In the second half of 2026, Swedish stock-picking boutique Protean Funds plans to launch a Global Aktiesparfond, a low-cost, actively managed global equity fund designed to reduce fees further as assets grow and, crucially, to outperform its benchmark. The ambition, as articulated by founder Pontus Dackmo, is to position the fund between “expensive active funds that don’t [beat the index], and cheap index funds that can’t.”
The new product represents a global extension of Protean Aktiesparfond Norden, managed by Richard Bråse as lead portfolio manager. That Nordic strategy aims to combine the cost efficiency of index funds with the outperformance potential of active management. While Protean may plausibly enjoy an informational edge in local markets, the more relevant question is what constitutes its edge in global equities.
Rethinking the Sources of Edge in Global Markets
“In regional markets, local knowledge, historical familiarity, and proximity can plausibly play a role, particularly in less efficient segments,” Dackmo notes. In global listed equities, however, the assumptions are different.
A common industry belief holds that outperformance in global equities is driven by geography, organizational scale, or accumulated seniority by being located in the “right” financial center, employing large analyst teams, or relying on decades of experience. “If these factors were structurally decisive, they should be clearly visible in historical outcomes. They are not,” argues Dackmo.
Instead, the empirical record points to a steady convergence toward index-like returns after fees, regardless of organizational size or location. A substantial share of global equity funds ultimately deliver performance that closely mirrors the broader market once costs are accounted for. Protean’s view is that sustainable outperformance rests less on scale or location and more on process.
“In a market where financial disclosure is standardized, management communication is global, and information is disseminated simultaneously, proximity provides little informational benefit.”
The boutique emphasizes clarity of investment philosophy, discipline in capital allocation, consistency in portfolio construction, alignment of incentives, and, above all, cost control. “In a market where financial disclosure is standardized, management communication is global, and information is disseminated simultaneously, proximity provides little informational benefit,” says Dackmo. “The relevant question is therefore not where decisions are made, but how they are made.”
“We believe that global equity outperformance does not require larger teams or physical presence in specific markets,” he continues. “It requires a coherent process, a rational view of uncertainty, and a relentless focus on costs and incentives. That perspective informs how we think about global equities, just as it has informed our decisions elsewhere.”
A Structural Middle Ground
Protean argues that there is meaningful space between traditional high-fee active funds and low-cost index products.

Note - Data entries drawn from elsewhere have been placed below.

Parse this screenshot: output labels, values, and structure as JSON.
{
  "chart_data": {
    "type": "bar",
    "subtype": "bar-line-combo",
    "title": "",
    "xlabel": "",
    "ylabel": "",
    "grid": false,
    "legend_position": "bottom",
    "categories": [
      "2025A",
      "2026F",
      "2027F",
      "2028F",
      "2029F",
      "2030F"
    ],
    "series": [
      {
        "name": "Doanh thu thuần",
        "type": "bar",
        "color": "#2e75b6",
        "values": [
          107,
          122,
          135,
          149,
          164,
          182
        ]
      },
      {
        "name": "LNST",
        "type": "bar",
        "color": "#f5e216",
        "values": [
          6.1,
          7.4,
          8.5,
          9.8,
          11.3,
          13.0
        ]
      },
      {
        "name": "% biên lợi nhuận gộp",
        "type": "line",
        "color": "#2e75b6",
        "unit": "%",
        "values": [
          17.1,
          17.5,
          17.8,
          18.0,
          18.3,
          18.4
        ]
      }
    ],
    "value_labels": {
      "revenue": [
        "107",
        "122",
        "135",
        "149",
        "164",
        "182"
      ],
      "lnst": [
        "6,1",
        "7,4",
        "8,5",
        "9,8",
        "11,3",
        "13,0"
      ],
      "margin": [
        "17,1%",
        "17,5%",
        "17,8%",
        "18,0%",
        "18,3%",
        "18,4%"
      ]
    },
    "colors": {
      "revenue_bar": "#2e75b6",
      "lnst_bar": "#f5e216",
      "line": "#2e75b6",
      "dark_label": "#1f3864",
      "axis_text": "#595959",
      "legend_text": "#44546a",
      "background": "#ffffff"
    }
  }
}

The soon-to-be-launched Global Aktiesparfond will deviate meaningfully from its benchmark and launch with a management fee less than half that of typical active global equity funds, with fees set to decline further as assets under management increase. “Economies of scale should benefit investors,” says Dackmo.
“Equally important is the ability to operate within a clearly defined framework, applying consistent criteria across a broad opportunity set while resisting both benchmark gravity and short-term noise.”
Protean’s description of the desired lead portfolio manager underscores its capital-allocation mindset. The role is not to act as a market commentator, but as a disciplined allocator of capital: evaluating businesses through cash flows, balance sheets, and incentive structures rather than narratives; assessing how capital is deployed in practice; and maintaining a strong aversion to unnecessary complexity, leverage, and cost. “Equally important is the ability to operate within a clearly defined framework, applying consistent criteria across a broad opportunity set while resisting both benchmark gravity and short-term noise.”
A Large and Competitive Segment
Global equity funds represent the largest fund category for Swedish savers, accounting for a significant share of both accumulated wealth and new savings flows. A substantial portion of this capital is allocated to actively managed funds that charge high fees yet exhibit limited active share relative to their benchmarks, according to Dackmo.
Whether Protean’s Global Aktiesparfond can establish itself as a distinct middle ground between traditional active funds and passive index products remains to be seen. The Nordic predecessor provides an initial reference point. Since inception ten months ago, Protean Aktiesparfond Norden has returned 17 percent, compared with 13.7 percent for the VINX Nordic Cap Index over the same period. The fund’s assets under management have reached SEK 1.7 billion. While the track record is still short, the early performance offers a preliminary data point as Protean prepares to extend its model to global equities.